One SEO professional asked John Mueller during a hangout whether they should be blogging with a robots.txt file, or using the meta robots tag on the page?
How can they best prevent crawling?
John explained that this comes up from time to time, and they did do a podcast episode a while back on this topic.
In practice, there is a subtle difference here, and if you’re an SEO and you have worked with search engines you probably understand that already.
But, for people who are new, it’s sometimes unclear exactly where all the lines fall.
With robots.txt, which is the first one that they mentioned in the question, you can block crawling, so you can prevent Googlebot from even looking at your pages.
With the robots meta tag, when Googlebot looks at your pages and sees the robots meta tag, you can do things like blocking and indexing.
In practice, both of these actions can result in your pages not appearing in the search results.
But, they are subtly different.
So if Google can’t crawl the page, then they don’t know what they are missing. And it could be that they say well, actually, there’s a lot of references to this page, maybe it’s useful for something, they don’t know.
And then this URL could appear in the search results without any of its content, because Google can’t look at it.

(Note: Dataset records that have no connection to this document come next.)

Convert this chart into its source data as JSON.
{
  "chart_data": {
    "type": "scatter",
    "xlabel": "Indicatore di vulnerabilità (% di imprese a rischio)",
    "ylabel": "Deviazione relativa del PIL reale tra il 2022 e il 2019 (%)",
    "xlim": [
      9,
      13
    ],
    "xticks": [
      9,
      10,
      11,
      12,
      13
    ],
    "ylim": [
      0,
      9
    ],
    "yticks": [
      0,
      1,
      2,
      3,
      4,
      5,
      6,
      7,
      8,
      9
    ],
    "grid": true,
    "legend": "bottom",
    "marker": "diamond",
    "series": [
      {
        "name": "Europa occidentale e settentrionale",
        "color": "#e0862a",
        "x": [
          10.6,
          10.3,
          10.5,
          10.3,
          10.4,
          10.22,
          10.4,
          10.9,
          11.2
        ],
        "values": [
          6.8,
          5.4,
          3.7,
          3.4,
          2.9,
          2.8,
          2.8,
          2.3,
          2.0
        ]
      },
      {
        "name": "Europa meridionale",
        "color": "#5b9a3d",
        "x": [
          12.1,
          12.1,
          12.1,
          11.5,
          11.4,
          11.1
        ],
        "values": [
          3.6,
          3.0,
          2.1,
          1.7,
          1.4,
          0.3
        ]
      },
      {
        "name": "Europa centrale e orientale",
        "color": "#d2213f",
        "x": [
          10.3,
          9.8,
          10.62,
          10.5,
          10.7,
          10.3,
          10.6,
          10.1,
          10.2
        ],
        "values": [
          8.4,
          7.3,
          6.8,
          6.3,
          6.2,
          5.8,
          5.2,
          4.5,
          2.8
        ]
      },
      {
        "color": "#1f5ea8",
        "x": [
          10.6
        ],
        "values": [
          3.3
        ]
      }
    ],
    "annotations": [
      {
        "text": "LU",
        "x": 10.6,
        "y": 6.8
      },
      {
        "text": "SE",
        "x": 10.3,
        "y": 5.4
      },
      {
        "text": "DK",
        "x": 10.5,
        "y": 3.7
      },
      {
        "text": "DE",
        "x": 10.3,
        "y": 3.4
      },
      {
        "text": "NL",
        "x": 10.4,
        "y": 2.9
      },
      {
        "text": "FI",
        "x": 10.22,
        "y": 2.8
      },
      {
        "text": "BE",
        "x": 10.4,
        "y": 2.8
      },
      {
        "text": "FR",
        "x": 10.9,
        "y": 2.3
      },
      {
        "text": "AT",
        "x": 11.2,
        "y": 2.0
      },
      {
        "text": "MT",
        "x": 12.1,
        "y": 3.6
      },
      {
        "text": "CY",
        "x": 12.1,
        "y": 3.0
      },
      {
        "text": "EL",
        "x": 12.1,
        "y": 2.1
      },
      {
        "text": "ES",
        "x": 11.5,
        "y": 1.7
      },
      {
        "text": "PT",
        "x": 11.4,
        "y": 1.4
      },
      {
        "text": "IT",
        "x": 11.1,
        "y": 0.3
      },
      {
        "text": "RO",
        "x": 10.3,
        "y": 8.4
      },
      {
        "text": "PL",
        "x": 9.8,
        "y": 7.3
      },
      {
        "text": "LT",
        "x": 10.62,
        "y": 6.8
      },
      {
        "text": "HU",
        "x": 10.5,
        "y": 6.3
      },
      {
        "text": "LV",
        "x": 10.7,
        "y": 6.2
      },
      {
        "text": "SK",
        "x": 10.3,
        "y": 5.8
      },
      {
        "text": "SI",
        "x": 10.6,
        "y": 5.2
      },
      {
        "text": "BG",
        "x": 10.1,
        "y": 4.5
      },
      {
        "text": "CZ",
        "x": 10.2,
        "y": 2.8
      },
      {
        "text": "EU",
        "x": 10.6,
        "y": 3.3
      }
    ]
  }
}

Whereas with the robots meta tag, if they can look at the page, then they can look at the meta tag and see if there’s a noindex there, for example, then they stop indexing that page, and then they drop it completely from the search results.
If you’re trying to block crawling, then robots.txt is the way to go. If you don’t want the page to appear in the search results, then John would pick whatever one is easier for you to implement.
One some sites, it’s easier to set a checkbox saying that you don’t want this page in search, and then it adds the noindex meta tag on others.
Or maybe editing the robots.txt file is easier for you. It depends on what you have.
This happens at approximately the 14:20 mark in the video.